CVE-2025-56110 is an OS command injection vulnerability identified in the Ruijie RG-BCR RG-BCR860 network device. The flaw exists in the Lua script handling the action_deal_update function within the rcmsAPI.lua controller file. Specifically, the vulnerability arises because user-supplied input in a crafted POST request is not properly sanitized or validated before being passed to system-level command execution functions. This allows an attacker with low privileges (PR:L) to inject arbitrary OS commands remotely over the network (AV:N) without requiring user interaction (UI:N). The vulnerability impacts confidentiality, integrity, and availability (C:H/I:H/A:H) of the device, potentially allowing full system compromise, data exfiltration, or denial of service. The vulnerability is rated with a CVSS 3.1 score of 8.8, reflecting its high severity and ease of exploitation. Although no public exploits have been reported yet, the presence of this vulnerability in network infrastructure devices poses a significant risk, especially in environments where these devices are exposed or insufficiently protected. The CWE-78 classification confirms this is a classic OS command injection issue, which is a critical security flaw in web-facing applications or APIs. The lack of available patches at the time of publication necessitates immediate mitigation efforts by affected organizations.
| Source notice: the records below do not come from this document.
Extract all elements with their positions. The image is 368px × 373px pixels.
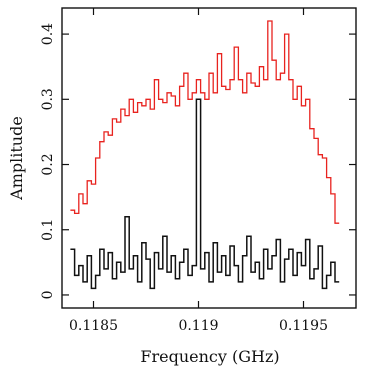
y-tick-label: 0.1 [40,219,56,241]
series-line-1 [70,20,340,224]
series-line-2 [70,98,340,290]
y-tick-label: 0.3 [40,88,56,110]
y-tick-label: 0.2 [40,153,56,175]
x-tick-label: 0.1185 [69,318,118,334]
x-tick-label: 0.119 [178,318,218,334]
series-layer [70,20,340,290]
plot-frame [61,7,357,309]
y-axis-title: Amplitude [7,116,26,201]
y-axis-ticks: 0 0.1 0.2 0.3 0.4 [40,23,356,299]
y-tick-label: 0.4 [40,23,56,45]
x-axis-ticks: 0.1185 0.119 0.1195 [69,8,328,334]
x-axis-title: Frequency (GHz) [140,347,279,366]
y-tick-label: 0 [40,290,56,299]
x-tick-label: 0.1195 [279,318,328,334]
For European organizations, exploitation of CVE-2025-56110 could lead to severe consequences including unauthorized control over network devices, interception or manipulation of network traffic, disruption of critical services, and potential lateral movement within internal networks. Given that Ruijie RG-BCR860 devices are used in enterprise and possibly governmental networks, attackers could leverage this vulnerability to compromise sensitive data or disrupt operations. The high severity and network-exploitable nature mean that attackers can remotely execute commands without user interaction, increasing the risk of automated or targeted attacks. This could impact sectors such as telecommunications, finance, public administration, and critical infrastructure providers across Europe. The compromise of network devices also undermines trust in network security and can facilitate further attacks on connected systems.

1. Immediately restrict network access to the management interfaces of Ruijie RG-BCR860 devices, limiting exposure to trusted IP addresses only. 2. Implement strict firewall rules and network segmentation to isolate these devices from untrusted networks, including the internet. 3. Monitor network traffic for unusual POST requests targeting the /usr/lib/lua/luci/controller/api/rcmsAPI.lua endpoint, especially those invoking action_deal_update. 4. Employ intrusion detection/prevention systems (IDS/IPS) with signatures or heuristics to detect command injection attempts. 5. Regularly audit device configurations and logs for signs of compromise or suspicious activity. 6. Engage with Ruijie Networks for official patches or firmware updates addressing this vulnerability and apply them promptly once available. 7. Consider deploying application-layer gateways or web application firewalls (WAFs) capable of filtering malicious payloads targeting the vulnerable API. 8. Educate network administrators about the risks and signs of exploitation to enhance incident response readiness.